Presentato come una misura che produce risparmi, il taglio dei parlamentari, non a caso iniziativa di un movimento politico, quello dei 5 Stelle, che predilige la democrazia diretta e avversa la democrazia rappresentativa, provoca un danno irreversibile al pluralismo politico, limitando il ruolo delle minoranze linguistiche e territoriali, i cui effetti si vedranno anche nelle deliberazioni parlamentari sull’elezione del Capo dello Stato e sulla scelta dei componenti degli organi di garanzia, Corte costituzionale, Consiglio Superiore della Magistratura e organi di autogoverno di Consiglio di Stato e Corte dei conti. In assenza di un riequilibrio dei poteri dello Stato e di una distinzione dei ruoli di Camera e Senato, fidando nella promessa di una riforma, futura e incerta, di una legge elettorale che in ogni caso prevedrà collegi di centinaia di migliaia di elettori, che marcheranno un ulteriore distacco tra i cittadini e la politica, i partiti, ricattati dalla demagogia “grillina” anticasta, e nel timore di una crisi di governo che avrebbe comportato un ritorno alle urne, hanno votato una riforma nella quale le personalità più rappresentative della politica e della cultura giuridica hanno apertamente messo in risalto limiti e incognite.

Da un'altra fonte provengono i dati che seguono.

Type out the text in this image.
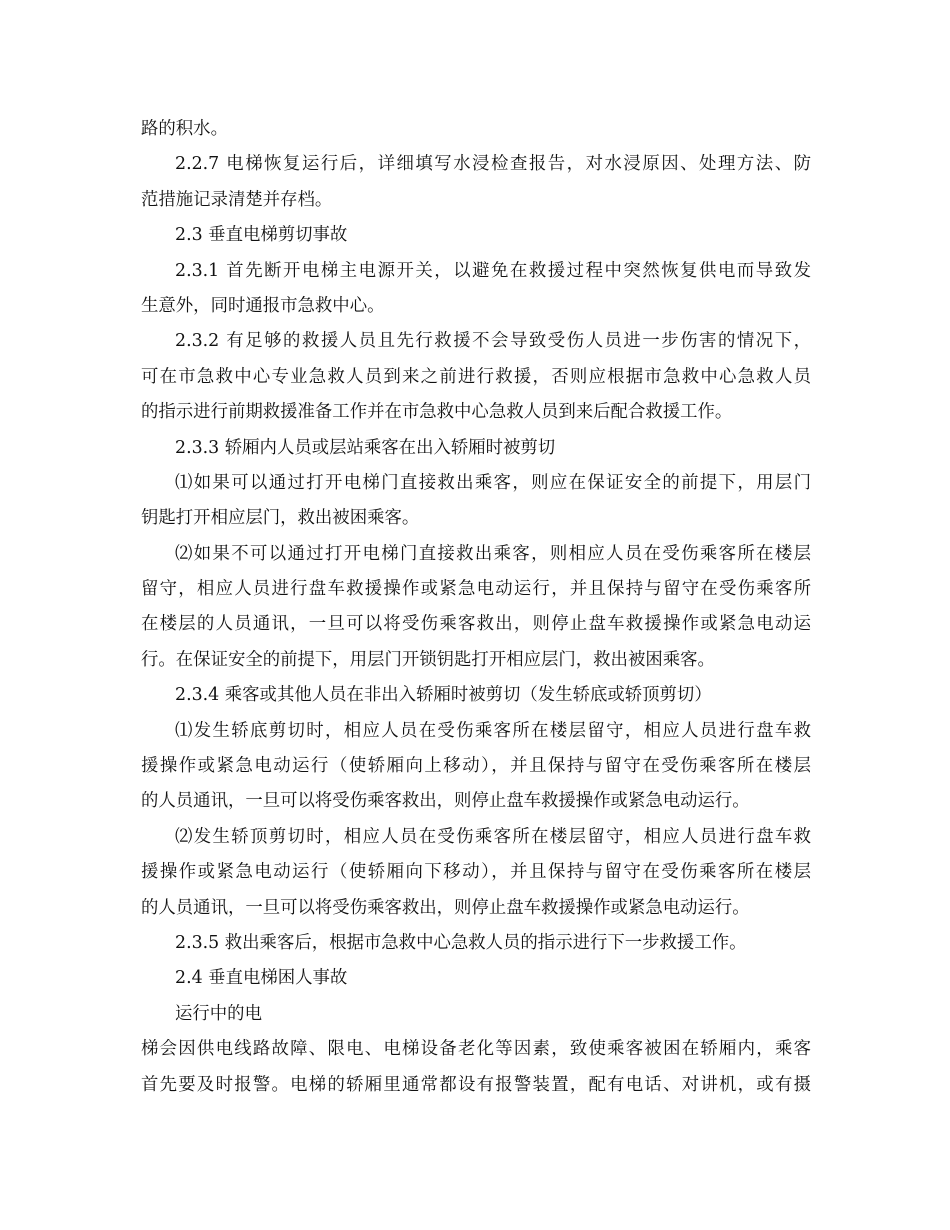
路的积水。
2.2.7 电梯恢复运行后，详细填写水浸检查报告，对水浸原因、处理方法、防
范措施记录清楚并存档。
2.3 垂直电梯剪切事故
2.3.1 首先断开电梯主电源开关，以避免在救援过程中突然恢复供电而导致发
生意外，同时通报市急救中心。
2.3.2 有足够的救援人员且先行救援不会导致受伤人员进一步伤害的情况下，
可在市急救中心专业急救人员到来之前进行救援，否则应根据市急救中心急救人员
的指示进行前期救援准备工作并在市急救中心急救人员到来后配合救援工作。
2.3.3 轿厢内人员或层站乘客在出入轿厢时被剪切
⑴如果可以通过打开电梯门直接救出乘客，则应在保证安全的前提下，用层门
钥匙打开相应层门，救出被困乘客。
⑵如果不可以通过打开电梯门直接救出乘客，则相应人员在受伤乘客所在楼层
留守，相应人员进行盘车救援操作或紧急电动运行，并且保持与留守在受伤乘客所
在楼层的人员通讯，一旦可以将受伤乘客救出，则停止盘车救援操作或紧急电动运
行。在保证安全的前提下，用层门开锁钥匙打开相应层门，救出被困乘客。
2.3.4 乘客或其他人员在非出入轿厢时被剪切（发生轿底或轿顶剪切）
⑴发生轿底剪切时，相应人员在受伤乘客所在楼层留守，相应人员进行盘车救
援操作或紧急电动运行（使轿厢向上移动），并且保持与留守在受伤乘客所在楼层
的人员通讯，一旦可以将受伤乘客救出，则停止盘车救援操作或紧急电动运行。
⑵发生轿顶剪切时，相应人员在受伤乘客所在楼层留守，相应人员进行盘车救
援操作或紧急电动运行（使轿厢向下移动），并且保持与留守在受伤乘客所在楼层
的人员通讯，一旦可以将受伤乘客救出，则停止盘车救援操作或紧急电动运行。
2.3.5 救出乘客后，根据市急救中心急救人员的指示进行下一步救援工作。
2.4 垂直电梯困人事故
运行中的电
梯会因供电线路故障、限电、电梯设备老化等因素，致使乘客被困在轿厢内，乘客
首先要及时报警。电梯的轿厢里通常都设有报警装置，配有电话、对讲机，或有摄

I monarchici italiani, educati alla democrazia rappresentativa consacrata dallo Statuto Albertino, la Carta costituzionale del Regno d’Italia, denunciano una decisione demagogica e illiberale che, a fronte di un “risparmio” di qualche milione, limita quegli spazi di libertà che caratterizzano le democrazie occidentali attraverso la valorizzazione del pluralismo delle idee che la riforma inevitabilmente è destinata a comprimere.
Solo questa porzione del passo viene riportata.